Two women I know have recently written terrific books that could easily have never seen the light of day.

By complete serendipity, each is a former colleague and friend. Isabel Wilkerson and I were both reporters for the New York Times. Michele Norris and I became running buddies while working together at the Washington Post.

I also wrote a book a few years ago, an exercise that ranks right at the top of the hardest things I have ever done. We three are also African American women who have closely followed the country’s national debates about race.

But beyond that remarkable set of similarities, our initial forays into publishing as long-form authors diverge dramatically.

For Isabel – a Pulitzer prize-winner – writing her new book, “The Warmth of Other Suns: The Epic Story of America’s Great Migration,” was truly epic. We ran into each other this week at the NewsHour studios as she was preparing to tape an interview with my colleague Jeffrey Brown, and her first words to me were, “Fifteen years! Can you believe it?”

It wasn’t that we had not seen each other in 15 years. It was that it took her 15 long years to complete the project – a magisterial investigation into the African American experience. While she was writing the book, she changed jobs and cities multiple times. Her friends stopped asking her about its progress for fear it had become a sore point.

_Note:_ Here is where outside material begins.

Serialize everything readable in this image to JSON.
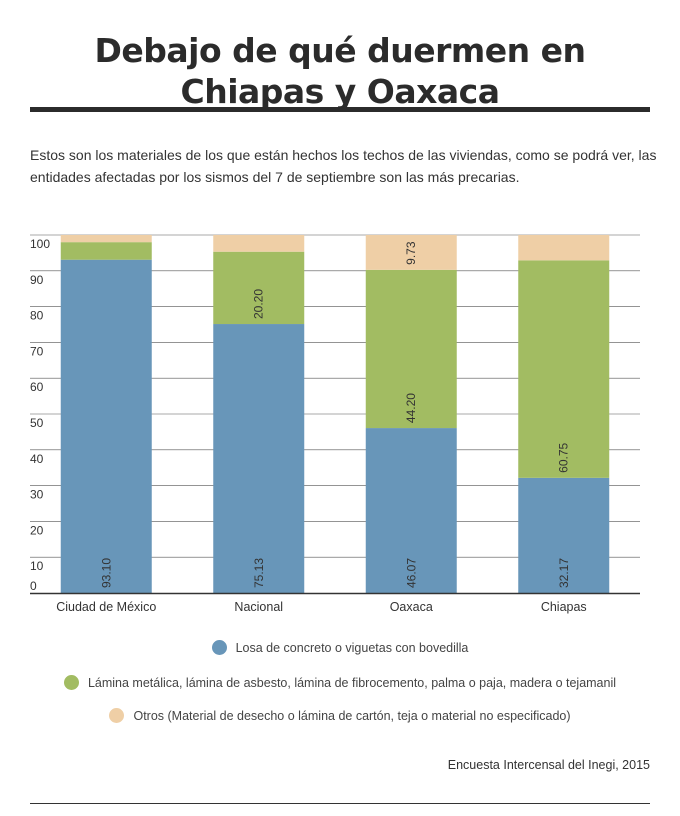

For Michele – whose voice you would recognize as a co-host of All Things Considered on NPR – the twists and turns were more compressed, but no less dramatic. Her book, “The Grace of Silence: A Memoir,” started out life as a post-2008 examination of how Americans talk to each other about race. But as she started turning the questions she was asking of strangers on her own family, she began unearthing secrets, and a story that needed to be told. (Read a review)

What these two remarkable writers have in common developed over time, and well after they had already launched their separate book projects. They came to compelling and certain conclusions about the need to illuminate the uncomfortable corners of our national psyche.

This can be a tough tasks for journalists (like me, actually) who are generally far more at home digging into other peoples’ dramas rather than their own. Ripping the scabs off untold stories is what we do, but introspection is not our gift.

Not so for Isabel and Michele. “The truth can set you free, but it can also be profoundly disconcerting,” Michele writes in her book. “I realized pretty quickly when I began listening carefully to conversations in my own family.” (Listen)

In Isabel’s book, which a New York Times reviewer called “a landmark piece of nonfiction,” one of the thousands of people she interviewed described leaving the South in search of better opportunity up North as akin to “getting unstuck from a magnet.”

Getting unstuck as a writer and revealer of the unspoken is even tougher than it sounds, especially when we are telling stories that cut so close to the bone. But how fortunate for us that Michele Norris and Isabel Wilkerson got past the difficult first questions to get to the deeply edifying answers.